De très nombreux employeurs font la difficile expérience chaque année de la sévérité du juge en matière de motivation de la lettre de licenciement, et se voient condamnés pour défaut de cause réelle et sérieuse, pour n'avoir pas su, ou pu, satisfaire à cette exigence. C'est pourquoi il est toujours intéressant d'observer la jurisprudence de la Chambre sociale de la Cour de cassation lorsque celle-ci valide des motivations considérées comme insuffisantes par les juges du fond. C'est ce que démontre un nouvel arrêt en date du 15 octobre 2013, concernant la motivation de la lettre de licenciement des grévistes d'entreprises en charge de la gestion d'un service public.
Résumé

Si la lettre de licenciement doit énoncer des motifs précis et matériellement vérifiables, tels la participation des salariés à un mouvement de cessation collective de travail illicite, l'employeur est en droit, en cas de contestation, d'invoquer toutes les circonstances de fait qui permettent de justifier ce motif.


I - La lettre de licenciement visant l'ordonnance du juge des référés

Cadre juridique. L'article L. 1232-4 du Code du travail (N° Lexbase : L1079H9T) fait obligation à l'employeur d'énoncer, dans la lettre de licenciement pour motif personnel (1), le ou les motifs invoqués au soutien de sa décision.

On sait que c'est la lettre de licenciement qui fixe le cadre du litige à la fois pour les parties et le juge : l'employeur ne pourra donc pas changer de motif une fois la lettre de licenciement notifiée (2), et le juge ne pourra pas tenter de "sauver" le licenciement en retenant un motif qui n'aurait pas été indiqué dès l'origine (3).

La jurisprudence a précisé, au fil des ans, la portée de cette obligation dans le cadre de solutions qui cherchent à concilier le droit du salarié de connaître les motifs de son licenciement (4), et le droit de l'employeur de se justifier devant le juge de la mesure qu'il a prise. L'employeur doit, ainsi, inscrire dans la lettre de licenciement un motif suffisamment précis pour que le salarié sache exactement pourquoi il est licencié, mais il n'est pas contraint d'y indiquer l'ensemble des faits qui justifient ce motif.

C'est cette jurisprudence qui se trouve ici confirmée dans le cadre particulier du licenciement disciplinaire des grévistes.

Les faits. Deux salariés d'une entreprise de transport public de voyageurs ont été licenciés pour faute lourde à la suite de leur participation à une grève, et après que le juge des référés eut constaté le caractère illicite de celle-ci qui n'avait pas été précédée du préavis légal (5).

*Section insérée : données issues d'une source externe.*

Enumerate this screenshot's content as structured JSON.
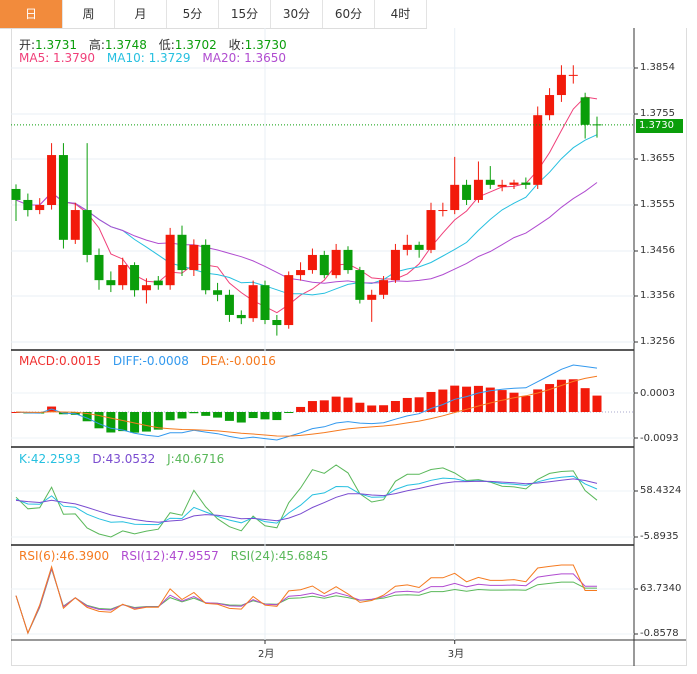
{
  "tabs": [
    "日",
    "周",
    "月",
    "5分",
    "15分",
    "30分",
    "60分",
    "4时"
  ],
  "active_tab": 0,
  "ohlc": {
    "open_label": "开:",
    "open": "1.3731",
    "high_label": "高:",
    "high": "1.3748",
    "low_label": "低:",
    "low": "1.3702",
    "close_label": "收:",
    "close": "1.3730"
  },
  "ma": {
    "ma5": "MA5: 1.3790",
    "ma10": "MA10: 1.3729",
    "ma20": "MA20: 1.3650"
  },
  "macd": {
    "macd": "MACD:0.0015",
    "diff": "DIFF:-0.0008",
    "dea": "DEA:-0.0016"
  },
  "kdj": {
    "k": "K:42.2593",
    "d": "D:43.0532",
    "j": "J:40.6716"
  },
  "rsi": {
    "rsi6": "RSI(6):46.3900",
    "rsi12": "RSI(12):47.9557",
    "rsi24": "RSI(24):45.6845"
  },
  "price_axis": [
    "1.3854",
    "1.3755",
    "1.3655",
    "1.3555",
    "1.3456",
    "1.3356",
    "1.3256"
  ],
  "current_price": "1.3730",
  "macd_axis": [
    "0.0003",
    "-0.0093"
  ],
  "kdj_axis": [
    "58.4324",
    "-5.8935"
  ],
  "rsi_axis": [
    "63.7340",
    "-0.8578"
  ],
  "x_labels": [
    {
      "label": "2月",
      "index": 21
    },
    {
      "label": "3月",
      "index": 37
    }
  ],
  "colors": {
    "up": "#f21a0a",
    "down": "#0a9e0a",
    "ma5": "#f0407a",
    "ma10": "#27c0e0",
    "ma20": "#b04cd0",
    "diff": "#3399ee",
    "dea": "#f57a20",
    "k": "#27c0e0",
    "d": "#7a4cd0",
    "j": "#5ab85a",
    "rsi6": "#f57a20",
    "rsi12": "#b04cd0",
    "rsi24": "#5ab85a",
    "accent": "#f28b3c"
  },
  "candles": [
    [
      1.359,
      1.36,
      1.352,
      1.3566
    ],
    [
      1.3566,
      1.358,
      1.353,
      1.3544
    ],
    [
      1.3544,
      1.357,
      1.3535,
      1.3555
    ],
    [
      1.3555,
      1.369,
      1.3545,
      1.3664
    ],
    [
      1.3664,
      1.369,
      1.346,
      1.3479
    ],
    [
      1.3479,
      1.356,
      1.347,
      1.3544
    ],
    [
      1.3544,
      1.369,
      1.343,
      1.3446
    ],
    [
      1.3446,
      1.346,
      1.337,
      1.3391
    ],
    [
      1.3391,
      1.341,
      1.3365,
      1.338
    ],
    [
      1.338,
      1.344,
      1.337,
      1.3424
    ],
    [
      1.3424,
      1.343,
      1.3355,
      1.3369
    ],
    [
      1.3369,
      1.3395,
      1.334,
      1.338
    ],
    [
      1.339,
      1.34,
      1.337,
      1.338
    ],
    [
      1.338,
      1.3505,
      1.337,
      1.349
    ],
    [
      1.349,
      1.351,
      1.34,
      1.3413
    ],
    [
      1.3413,
      1.348,
      1.34,
      1.3468
    ],
    [
      1.3468,
      1.348,
      1.336,
      1.3369
    ],
    [
      1.3369,
      1.3385,
      1.3345,
      1.3359
    ],
    [
      1.3359,
      1.337,
      1.33,
      1.3315
    ],
    [
      1.3315,
      1.3325,
      1.3295,
      1.3308
    ],
    [
      1.3308,
      1.339,
      1.33,
      1.338
    ],
    [
      1.338,
      1.339,
      1.3295,
      1.3304
    ],
    [
      1.3304,
      1.3315,
      1.327,
      1.3293
    ],
    [
      1.3293,
      1.341,
      1.3285,
      1.3402
    ],
    [
      1.3402,
      1.343,
      1.339,
      1.3413
    ],
    [
      1.3413,
      1.346,
      1.3405,
      1.3446
    ],
    [
      1.3446,
      1.3455,
      1.3395,
      1.3402
    ],
    [
      1.3402,
      1.347,
      1.3395,
      1.3457
    ],
    [
      1.3457,
      1.3465,
      1.3405,
      1.3413
    ],
    [
      1.3413,
      1.342,
      1.334,
      1.3348
    ],
    [
      1.3348,
      1.337,
      1.33,
      1.3359
    ],
    [
      1.3359,
      1.34,
      1.335,
      1.3391
    ],
    [
      1.3391,
      1.347,
      1.3385,
      1.3457
    ],
    [
      1.3457,
      1.349,
      1.3445,
      1.3468
    ],
    [
      1.3468,
      1.3475,
      1.344,
      1.3457
    ],
    [
      1.3457,
      1.356,
      1.345,
      1.3544
    ],
    [
      1.3544,
      1.356,
      1.353,
      1.3544
    ],
    [
      1.3544,
      1.366,
      1.3535,
      1.3599
    ],
    [
      1.3599,
      1.361,
      1.3555,
      1.3566
    ],
    [
      1.3566,
      1.365,
      1.356,
      1.361
    ],
    [
      1.361,
      1.364,
      1.359,
      1.3599
    ],
    [
      1.3595,
      1.361,
      1.3585,
      1.3599
    ],
    [
      1.3599,
      1.361,
      1.359,
      1.3604
    ],
    [
      1.3604,
      1.3615,
      1.359,
      1.3599
    ],
    [
      1.3599,
      1.377,
      1.359,
      1.3751
    ],
    [
      1.3751,
      1.381,
      1.374,
      1.3795
    ],
    [
      1.3795,
      1.386,
      1.378,
      1.3839
    ],
    [
      1.3839,
      1.386,
      1.382,
      1.3839
    ],
    [
      1.379,
      1.38,
      1.37,
      1.373
    ],
    [
      1.3731,
      1.3748,
      1.3702,
      1.373
    ]
  ]
}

Les salariés avaient saisi la juridiction prud'homale pour que soit constatée la nullité de leur licenciement.

Pour faire droit à la demande des salariés, la cour d'appel de Paris avait considéré comme insuffisamment motivée la lettre de licenciement qui faisait référence à la décision du juge des référés constatant l'illicéité de la grève et alors "qu'il n'est invoqué dans cette lettre, aucun autre élément d'illicéité de la grève, autorisant l'employeur à recouvrer son pouvoir disciplinaire habituel, tel que la nature non professionnelle des revendications des grévistes" (6).

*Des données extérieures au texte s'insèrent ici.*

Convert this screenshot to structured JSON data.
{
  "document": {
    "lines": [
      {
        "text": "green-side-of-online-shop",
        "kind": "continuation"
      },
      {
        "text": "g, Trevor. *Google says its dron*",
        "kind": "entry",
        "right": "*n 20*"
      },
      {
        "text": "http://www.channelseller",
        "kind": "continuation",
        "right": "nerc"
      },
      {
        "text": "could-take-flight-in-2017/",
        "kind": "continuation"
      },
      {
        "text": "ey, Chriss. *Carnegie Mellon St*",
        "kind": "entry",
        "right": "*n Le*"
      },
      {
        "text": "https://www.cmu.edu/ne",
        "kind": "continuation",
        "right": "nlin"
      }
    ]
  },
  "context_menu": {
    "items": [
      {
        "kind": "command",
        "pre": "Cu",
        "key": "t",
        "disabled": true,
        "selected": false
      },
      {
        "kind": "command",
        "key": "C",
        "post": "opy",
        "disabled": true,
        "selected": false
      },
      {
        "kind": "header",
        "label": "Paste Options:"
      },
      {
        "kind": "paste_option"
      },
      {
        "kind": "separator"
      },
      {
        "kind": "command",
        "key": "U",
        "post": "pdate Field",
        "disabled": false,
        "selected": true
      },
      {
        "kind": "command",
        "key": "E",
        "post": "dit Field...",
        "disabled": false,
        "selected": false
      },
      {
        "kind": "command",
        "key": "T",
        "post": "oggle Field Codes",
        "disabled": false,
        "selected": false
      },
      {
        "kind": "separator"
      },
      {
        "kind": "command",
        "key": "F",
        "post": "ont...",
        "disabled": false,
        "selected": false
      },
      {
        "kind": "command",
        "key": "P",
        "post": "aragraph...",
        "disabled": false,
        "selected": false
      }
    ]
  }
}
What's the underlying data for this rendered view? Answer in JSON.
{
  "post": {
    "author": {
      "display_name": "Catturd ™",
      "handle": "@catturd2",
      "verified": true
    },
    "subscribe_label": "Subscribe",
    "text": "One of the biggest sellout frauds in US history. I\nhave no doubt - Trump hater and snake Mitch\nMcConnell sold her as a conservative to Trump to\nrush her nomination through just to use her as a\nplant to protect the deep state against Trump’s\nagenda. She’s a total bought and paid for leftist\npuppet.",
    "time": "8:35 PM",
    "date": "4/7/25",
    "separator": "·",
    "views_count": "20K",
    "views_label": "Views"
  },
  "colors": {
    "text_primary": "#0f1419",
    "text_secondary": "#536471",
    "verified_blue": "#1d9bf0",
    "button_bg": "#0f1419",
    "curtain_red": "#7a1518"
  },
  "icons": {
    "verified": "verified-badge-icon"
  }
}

La cassation. C'est cet arrêt qui est ici cassé. Après avoir rappelé le principe selon lequel "si la lettre de licenciement doit énoncer des motifs précis et matériellement vérifiables, l'employeur est en droit, en cas de contestation, d'invoquer toutes les circonstances de fait qui permettent de justifier ce motif", la Cour observe que "la lettre de licenciement invoquait la participation des salariés à un mouvement de cessation collective de travail illicite" et qu'il "incombait [à la juridiction d'appel] en conséquence de se prononcer sur les éléments avancés par l'employeur pour en justifier".

La solution nous semble justifiée.

II - Une solution équilibrée

Contexte jurisprudentiel. Cette solution s'inscrit dans une jurisprudence déjà bien établie, et rappelle l'articulation du fait et du droit lorsque le juge est saisi du différend qui oppose les parties à la suite d'un licenciement.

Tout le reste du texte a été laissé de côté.